Inversago Pharma Inc. drew the funding from lead investor New Enterprise Associates, one of the most established American financiers in life sciences, as well as another new investor, Amgen Ventures. It also received funding from past backers Forbion – a Dutch venture-capital company – Canadian investors Fonds de solidarité FTQ, Genesys Capital and AmorChem LP and the Juvenile Diabetes Research Foundation’s JDRF T1D venture-capital fund.

Inversago is developing a drug known as a CB1 blocker, 14 years after some of the biggest names in pharmaceuticals abandoned their efforts to do the same. Those drugs, by AstraZeneca PLC and Merck & Co. and others, worked but also had harmful side effects including psychiatric disorders, causing regulators to reject them.

But the Montreal company’s molecule avoids the problems of earlier CB1 drugs, which bond to cannabinoid type 1 receptors throughout the body.
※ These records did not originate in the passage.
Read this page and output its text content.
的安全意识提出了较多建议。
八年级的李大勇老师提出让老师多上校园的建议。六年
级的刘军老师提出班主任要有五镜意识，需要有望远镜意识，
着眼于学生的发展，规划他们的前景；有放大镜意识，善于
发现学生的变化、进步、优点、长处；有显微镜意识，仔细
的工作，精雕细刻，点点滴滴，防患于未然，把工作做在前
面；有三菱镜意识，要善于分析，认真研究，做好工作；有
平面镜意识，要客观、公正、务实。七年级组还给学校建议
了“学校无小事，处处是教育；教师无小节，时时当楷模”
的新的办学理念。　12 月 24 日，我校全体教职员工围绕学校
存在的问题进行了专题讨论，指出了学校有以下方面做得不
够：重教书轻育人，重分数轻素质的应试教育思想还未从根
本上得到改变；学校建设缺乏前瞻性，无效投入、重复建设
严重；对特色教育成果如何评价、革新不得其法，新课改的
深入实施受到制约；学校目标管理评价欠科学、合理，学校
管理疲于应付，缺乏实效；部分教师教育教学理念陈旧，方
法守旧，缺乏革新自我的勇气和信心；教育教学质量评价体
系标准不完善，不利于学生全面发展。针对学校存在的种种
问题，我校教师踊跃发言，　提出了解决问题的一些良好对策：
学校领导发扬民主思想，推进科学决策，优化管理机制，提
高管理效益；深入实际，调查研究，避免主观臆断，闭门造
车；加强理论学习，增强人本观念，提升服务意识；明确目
The earlier drugs caused problems when they entered the brain. So George Kunos, a researcher with the U.S. National Institutes of Health, designed a molecule built on the earlier work that wouldn’t enter the brain but still block other CB1 receptors in the body.

That meant it could still have the desired impact but not cause the troubling side effects such as severe anxiety and depression. Inversago obtained a global licence to that intellectual property to develop its drug.

Inversago’s lead drug, known as INV-202, is a treatment for diabetic kidney disease. It recently completed a second human safety trial on 40 patients but hasn’t published the results yet. However, results from its first safety trial concluded in January and other preclinical work were enough to secure clearance from the U.S. Food and Drug Administration to perform human efficacy trials.

The company will test the drug on 240 patients with diabetic kidney disease, who are obese, diabetic and typically have liver ailments, to see if it helps them lose weight. That trial will be conducted at 80 sites in North America, Britain, Eastern Europe and Israel. It is set to start this year, with results expected in 2024.

“Right now, the data is fairly compelling,” said Edward Mathers, a general partner with NEA based in Chevy Chase, Md. “But it’s still early. From the data we have seen it does not seem to be crossing into the central nervous system and causing side effects that led to issues” for the previous class of CB1 blockers.

If the results from the efficacy trial are successful, the company will probably either raise a large private capital financing or, if the market for biotech stocks bounces back from multiyear lows, go public or possibly sell out in 2024, said Inversago CEO François Ravenelle in an interview.

“This is biology that eventually needs to be commercialized by a big pharma,” he said. “I think there will be a lot of tension to get us off the table. We already feel it, but what is the value and price that they’re willing to pay for this?” He said his preference was “to develop this and create as much value as possible to allow us to grow on the public market.”

Mr. Mathers said if the efficacy data “gets to be as compelling as we hope it will be, we think Big Pharma will be interested in trying to tie up some sort of relationship. All of a sudden the interest in CB1 [blockers] will increase exponentially for sure.”

Inversago is developing other CB1-blocking drugs for other metabolic conditions including diabetic nephropathy, type 1 and type 2 diabetes and a liver ailment called non-alcoholic steatohepatitis. The company previously raised $35-million in 2020 and $7-million two years before that.